I take a cup of coffee out to the porch. It doesn’t seem possible that Humphrey is gone. I think about him lying in the street. Holding him, so quiet, not like Humphrey at all. That makes it real. Where did he go? I mean, he was laughing and being his usual self, and then—gone? To where? I’ve never been big on thinking about souls. And we Jews don’t tend to spend a lot of time stressing about the afterlife or heaven or whatever. But this line between alive and dead, this on/off switch that was tripped on Friday night—was that it? Live boy. Dead boy. Would anybody else ever have the exact same laugh as he did?

“Humphrey, are you out there? Humphrey T. Danker?” It’s quiet. There is no answer, and then the telephone rings.

“Hi, I’m calling for Danielle Snyder?” She makes her statement in the form of a question, as if she’s a contestant on Jeopardy!—or a girl in high school.

“This is Danielle.”

“Hi. This is Diana Tang from the Observer?” The Observer is the weekly suburban newspaper, which covers a bunch of neighborhoods, not just Franklin Grove. Everyone gets it, since it’s delivered for free.

“I wanted to talk to you about the accident last Friday involving you and little Humphrey Danker.”

Little Humphrey Danker. Little Humphrey and big, bad me.

Stop it. That is not what she said.

Should I talk to a reporter?

“I have just a few questions to start with,” Diana Tang presses on in the absence of any response from me. “We want to get your side of the story.”

There are sides to the story?

“Um—hello?” she says.

“Yeah, no, I’m here,” I say. “I don’t think I should be talking to a reporter.”

“We don’t have to use your name. I mean, we generally don’t name minors who are involved in—incidents.”

In incidents? I thought they didn’t name minors who were accused of crimes. When some girls from our school were arrested for breaking into the Halloween store that opened temporarily in the shopping center near school, the story was in the Observer, but their names were not. Only—the girls told everyone at school what happened. So much for not naming names. But another time, when a boy was arrested for robbing a frozen yogurt shop, the Observer did publish his name.

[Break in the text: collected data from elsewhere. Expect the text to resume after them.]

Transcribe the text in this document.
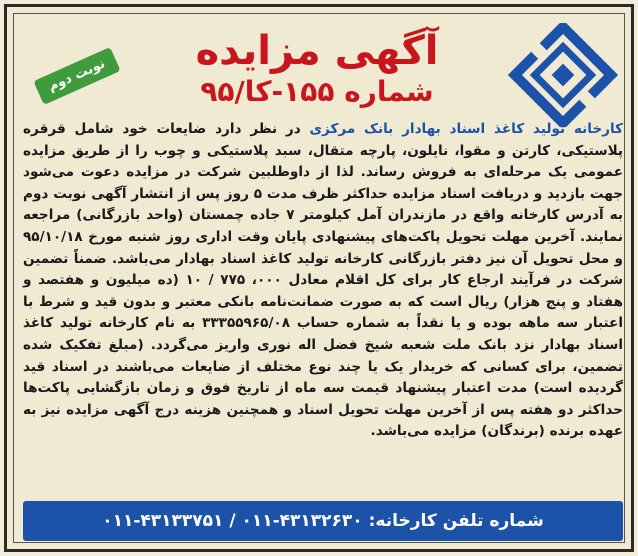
آگهی مزایده
شماره ۱۵۵-کا/۹۵
نوبت دوم
کارخانه تولید کاغذ اسناد بهادار بانک مرکزی در نظر دارد ضایعات خود شامل قرقره پلاستیکی، کارتن و مقوا، نایلون، پارچه متقال، سبد پلاستیکی و چوب را از طریق مزایده عمومی یک مرحله‌ای به فروش رساند. لذا از داوطلبین شرکت در مزایده دعوت می‌شود جهت بازدید و دریافت اسناد مزایده حداکثر ظرف مدت ۵ روز پس از انتشار آگهی نوبت دوم به آدرس کارخانه واقع در مازندران آمل کیلومتر ۷ جاده چمستان (واحد بازرگانی) مراجعه نمایند. آخرین مهلت تحویل پاکت‌های پیشنهادی پایان وقت اداری روز شنبه مورخ ۹۵/۱۰/۱۸ و محل تحویل آن نیز دفتر بازرگانی کارخانه تولید کاغذ اسناد بهادار می‌باشد. ضمناً تضمین شرکت در فرآیند ارجاع کار برای کل اقلام معادل ۰۰۰، ۷۷۵ / ۱۰ (ده میلیون و هفتصد و هفتاد و پنج هزار) ریال است که به صورت ضمانت‌نامه بانکی معتبر و بدون قید و شرط با اعتبار سه ماهه بوده و یا نقداً به شماره حساب ۳۳۳۵۵۹۶۵/۰۸ به نام کارخانه تولید کاغذ اسناد بهادار نزد بانک ملت شعبه شیخ فضل اله نوری واریز می‌گردد. (مبلغ تفکیک شده تضمین، برای کسانی که خریدار یک یا چند نوع مختلف از ضایعات می‌باشند در اسناد قید گردیده است) مدت اعتبار پیشنهاد قیمت سه ماه از تاریخ فوق و زمان بازگشایی پاکت‌ها حداکثر دو هفته پس از آخرین مهلت تحویل اسناد و همچنین هزینه درج آگهی مزایده نیز به عهده برنده (برندگان) مزایده می‌باشد.
شماره تلفن کارخانه: ۴۳۱۳۲۶۳۰-۰۱۱ / ۴۳۱۳۳۷۵۱-۰۱۱
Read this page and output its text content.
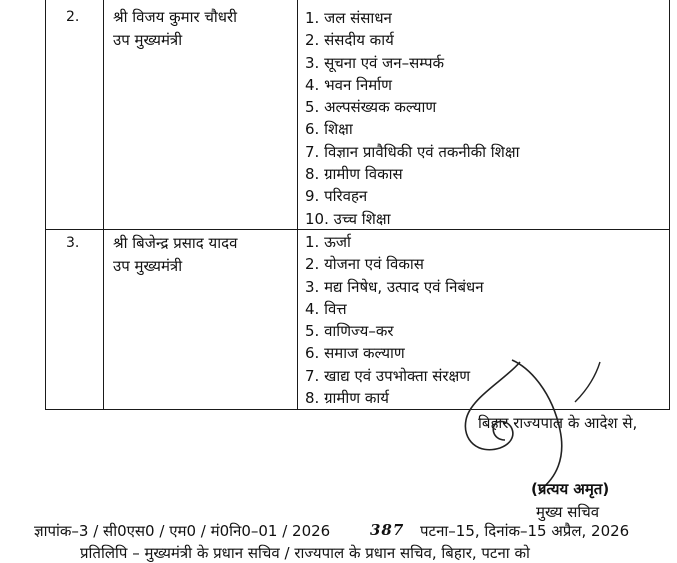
2. श्री विजय कुमार चौधरी
उप मुख्यमंत्री
1. जल संसाधन
2. संसदीय कार्य
3. सूचना एवं जन–सम्पर्क
4. भवन निर्माण
5. अल्पसंख्यक कल्याण
6. शिक्षा
7. विज्ञान प्रावैधिकी एवं तकनीकी शिक्षा
8. ग्रामीण विकास
9. परिवहन
10. उच्च शिक्षा
3. श्री बिजेन्द्र प्रसाद यादव
उप मुख्यमंत्री
1. ऊर्जा
2. योजना एवं विकास
3. मद्य निषेध, उत्पाद एवं निबंधन
4. वित्त
5. वाणिज्य–कर
6. समाज कल्याण
7. खाद्य एवं उपभोक्ता संरक्षण
8. ग्रामीण कार्य
बिहार राज्यपाल के आदेश से,
(प्रत्यय अमृत)
मुख्य सचिव
ज्ञापांक–3 / सी0एस0 / एम0 / मं0नि0–01 / 2026	387 पटना–15, दिनांक–15 अप्रैल, 2026
प्रतिलिपि – मुख्यमंत्री के प्रधान सचिव / राज्यपाल के प्रधान सचिव, बिहार, पटना को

It turned out he hit the guy in the store with a bat, and he had done something like this before at a smoothie shop, so he was charged as an adult. And, apparently, when kids are charged as adults, the Observer no longer treats them as kids, and their names are fair game.

I’m not entirely sure I have the ins and outs of the Observer’s rules down. And I’m not sure what they have to do with me. I’m not accused of a crime. And when kids aren’t accused of crimes, the Observer throws their names around right and left—for winning science fairs, scoring goals, earning swimming medals, raising money to fight multiple sclerosis. They don’t just print the kids’ names; they boldface them.

Meanwhile, Diana Tang is waiting on the other end of the line.

“Well … what are some of the questions?” I ask.

“So,” Diana Tang begins, “were you able to see the cars clearly when you were walking with Humphrey, and do you think the drivers could see you?”

“Um—sure,” I say. “There was still some daylight.”

“Quarry Road has a lot of trees,” Diana Tang says. “So was it still light enough to see at eight o’clock at night?”

“It was closer to seven thirty,” I say. “And yes. It was light enough.”

“Some people have said streetlights would increase safety on Quarry Road,” Diana Tang says. “Would streetlights have improved your ability to see the oncoming cars, or the drivers’ ability to see you and Humphrey?”

“I don’t know,” I say.

“If Quarry Road had a sidewalk, do you think that could have made the accident less likely?”

What? Does she think we were walking in the middle of the street? Quarry doesn’t have a real sidewalk, but people walk on the side of the street. There’s a line painted there; you walk on the outside of the line, or in the weedy strip next to that.

“I don’t think so,” I say. “We were way over on the side, where everyone walks.”

“Have you ever felt in danger walking on the side of Quarry Road?”

“No.”

“Danielle, did you ever take those babysitting classes offered by the Red Cross?”

“No.”

“Hmm. Do you know any kids who have taken the classes?”

“I don’t know.”

I really shouldn’t have answered the phone. I thought maybe it was Adrian or Becca, but they would call my cell, not the house number.

“I have to go,” I say to Diana Tang, interrupting her next question.

“I have only a few more questions,” she says.

“Sorry.” I hang up.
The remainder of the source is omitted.